Selling the Japan Airlines stake, cutting holdings of KDDI and returning cash to shareholders would boost Kyocera’s return on equity, the Oasis letter says. The company’s ROE stood at 4.6 percent at the end of December, compared with 8.3 percent for the benchmark Topix index, Bloomberg data show.

More can be done to stem losses in Kyocera’s solar business, where lower feed-in tariffs in Japan and Chinese competition are curbing returns, Fischer wrote in the letter.

Canon should take private Canon Electronics Inc. and Canon Marketing Japan Inc., he wrote. Canon owns controlling stakes in Canon Electronics, which makes components, and Canon Marketing, which distributes the finished products, data compiled by Bloomberg show.
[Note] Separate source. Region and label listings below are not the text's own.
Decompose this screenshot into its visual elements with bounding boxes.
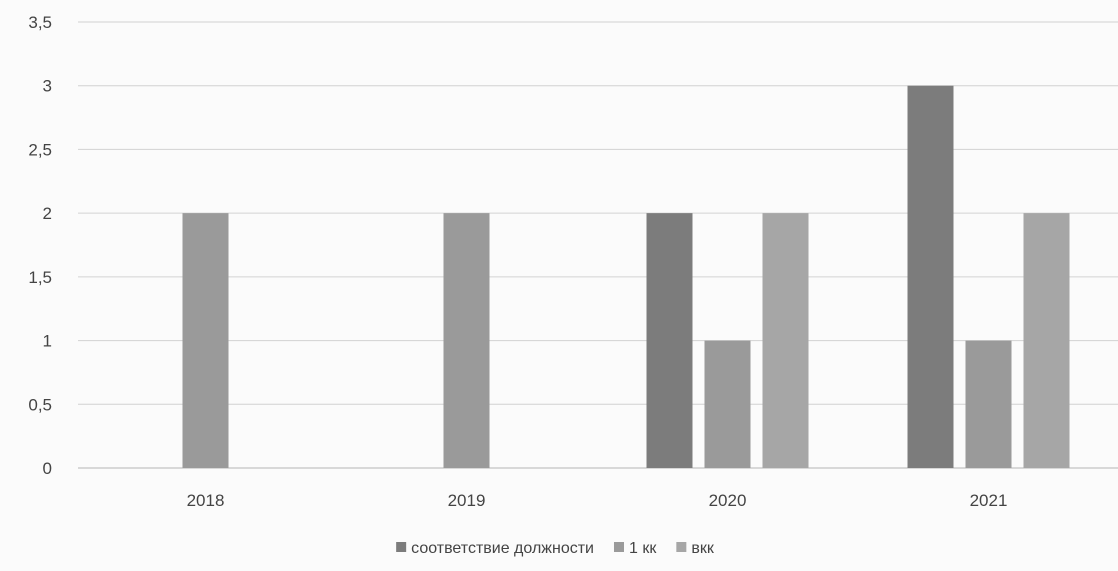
x-tick-label: 2018 — [187, 491, 225, 510]
legend: соответствие должности 1 кк вкк — [396, 540, 715, 557]
bar-3-1 — [966, 341, 1012, 468]
bar-3-0 — [908, 86, 954, 468]
y-tick-label: 1 — [43, 332, 52, 351]
bar-0-1 — [183, 213, 229, 468]
bar-3-2 — [1024, 213, 1070, 468]
bar-2-1 — [705, 341, 751, 468]
bar-2-2 — [763, 213, 809, 468]
legend-label: 1 кк — [629, 540, 657, 557]
x-axis-ticks: 2018 2019 2020 2021 — [187, 491, 1008, 510]
gridlines — [78, 22, 1118, 468]
bar-2-0 — [647, 213, 693, 468]
y-tick-label: 2 — [43, 204, 52, 223]
x-tick-label: 2019 — [448, 491, 486, 510]
y-tick-label: 3,5 — [28, 13, 52, 32]
y-tick-label: 2,5 — [28, 140, 52, 159]
legend-label: вкк — [691, 540, 715, 557]
y-tick-label: 1,5 — [28, 268, 52, 287]
legend-swatch — [676, 542, 686, 552]
y-tick-label: 0 — [43, 459, 52, 478]
legend-label: соответствие должности — [411, 540, 594, 557]
y-tick-label: 3 — [43, 77, 52, 96]
y-axis-ticks: 0 0,5 1 1,5 2 2,5 3 3,5 — [28, 13, 52, 478]
bar-1-1 — [444, 213, 490, 468]
legend-swatch — [614, 542, 624, 552]
y-tick-label: 0,5 — [28, 395, 52, 414]
x-tick-label: 2021 — [970, 491, 1008, 510]
legend-swatch — [396, 542, 406, 552]
x-tick-label: 2020 — [709, 491, 747, 510]
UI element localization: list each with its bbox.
Parent-child listings are considered “ripe for abuse and represent bad corporate governance,” according to the letter. “Canon’s current financial standing and that of its listed subsidiaries puts the company in good stead to correct the current governance anomaly.”

Shares Advance

Kyocera’s shares rose 1.3 percent today in Tokyo, while Canon jumped 3.2 percent. The Topix added 1.7 percent.

Elly Yoshikawa, a spokeswoman for Kyocera, said the company had received a letter from Oasis. She declined to comment on the contents, citing company policy, and said Kyocera isn’t aware if Oasis owns its shares. Jun Misumi, a spokesman for Canon, said the media department isn’t aware of any action by Oasis.

A spokesman for Oasis declined to comment on the content of the investor letter. The Financial Times reported some of the details of the letter on March 29.